To Lupe’s credit, Jay has spoken glowingly of him on several occasions, including with Cornel West.
“Rap is entertainment, but it’s based on our realities,” Jay told West.
“At some point, there has to be some sort of truth and some sort of integrity, some sort of pride to making music, and that’s what I love about Lupe.”
13. “American Terrorist” feat. Matthew Santos
“The ink of a scholar is worth a thousand times more/ Than the blood of a martyr.”
The most political Lupe gets on Food & Liquor – a critique of the Bush administration and its presence in the Middle East.
“There’s a war in Iraq; there’s no way that they’re ending that,” Lu told Pitchfork in 2006.
“The war in Afghanistan is still going on. There’s no way that’s going to end anytime soon. You can complain about it, you can throw rocks at it, but you really have to come to the conclusion that this is a really twisted place sometimes and some stuff you’re not going to win.”
“The books that take you to heaven and let you meet the Lord there/ Have become misinterpreted, reasons for warfare/ We read ’em with blind eyes I guarantee you there’s more there.”
The song becomes wider in scope in verses two and three, dealing with globalization, corporate colonialism, and racism in America – heavy stuff for any artist to take on.
14. “The Emperor’s Soundtrack”
Another of Food & Liquor‘s strongest tracks – in good part due to the production alone, which is straight-up anthemic.

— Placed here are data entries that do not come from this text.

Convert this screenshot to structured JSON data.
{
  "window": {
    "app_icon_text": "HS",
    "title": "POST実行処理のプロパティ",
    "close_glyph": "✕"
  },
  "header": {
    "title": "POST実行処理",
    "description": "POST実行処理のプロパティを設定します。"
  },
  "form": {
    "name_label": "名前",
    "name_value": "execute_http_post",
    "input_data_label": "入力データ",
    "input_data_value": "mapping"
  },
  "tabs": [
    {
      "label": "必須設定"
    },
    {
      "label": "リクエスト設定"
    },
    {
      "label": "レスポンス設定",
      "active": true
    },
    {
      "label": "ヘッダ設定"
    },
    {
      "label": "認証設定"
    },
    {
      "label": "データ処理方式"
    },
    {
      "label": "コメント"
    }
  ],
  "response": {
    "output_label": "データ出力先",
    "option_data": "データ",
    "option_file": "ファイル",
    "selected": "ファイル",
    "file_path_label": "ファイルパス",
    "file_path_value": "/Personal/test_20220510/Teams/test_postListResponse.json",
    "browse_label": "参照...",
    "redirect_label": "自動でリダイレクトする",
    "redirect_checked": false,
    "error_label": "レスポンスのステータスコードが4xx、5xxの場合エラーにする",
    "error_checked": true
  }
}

Lupe’s always been given credit for his penmanship, but sometimes it’s the way he flows that’s more memorable.
“I told you I was sho’-uh/ Screamin’ out FnF ’til the world blow up/ They said I was so finished/ I told ’em it’s show business/ Meanin’ it’s no business ‘less Fiasco’s in it.”
(After the considerably heavier “American Terrorist,” it doesn’t hurt to have a palate cleanser like this either – nothing too complex, just dope. Period.)
15. “Kick, Push II”
The thematic B-Side to “Kick, Push” is memorable in its own right. Interestingly, it wasn’t originally meant for the album.
“’Kick, Push II’ started out as a mix-tape record. I actually did it for MySpace,” Lupe tells A.V. Club.
“You just got this blank story of the one character and what he goes through, and you’re introduced to his girlfriend and his crew, and then ‘Kick, Push II’ gives you more of a personal understanding of who those people are.”
“What’s the use of pushin’? You ain’t pushin’ none of this/ If I kick it with y’all I’m just pushin’ for a bid/ But what was on his mind, and pushed him to the lid/ Their best customer wasn’t cookin’ for her kids.”
In a way that only Lupe can, he digs into the psyche of each character and reveals the layers behind what makes each of them tick. In the process, it makes the original “Kick, Push” even more special.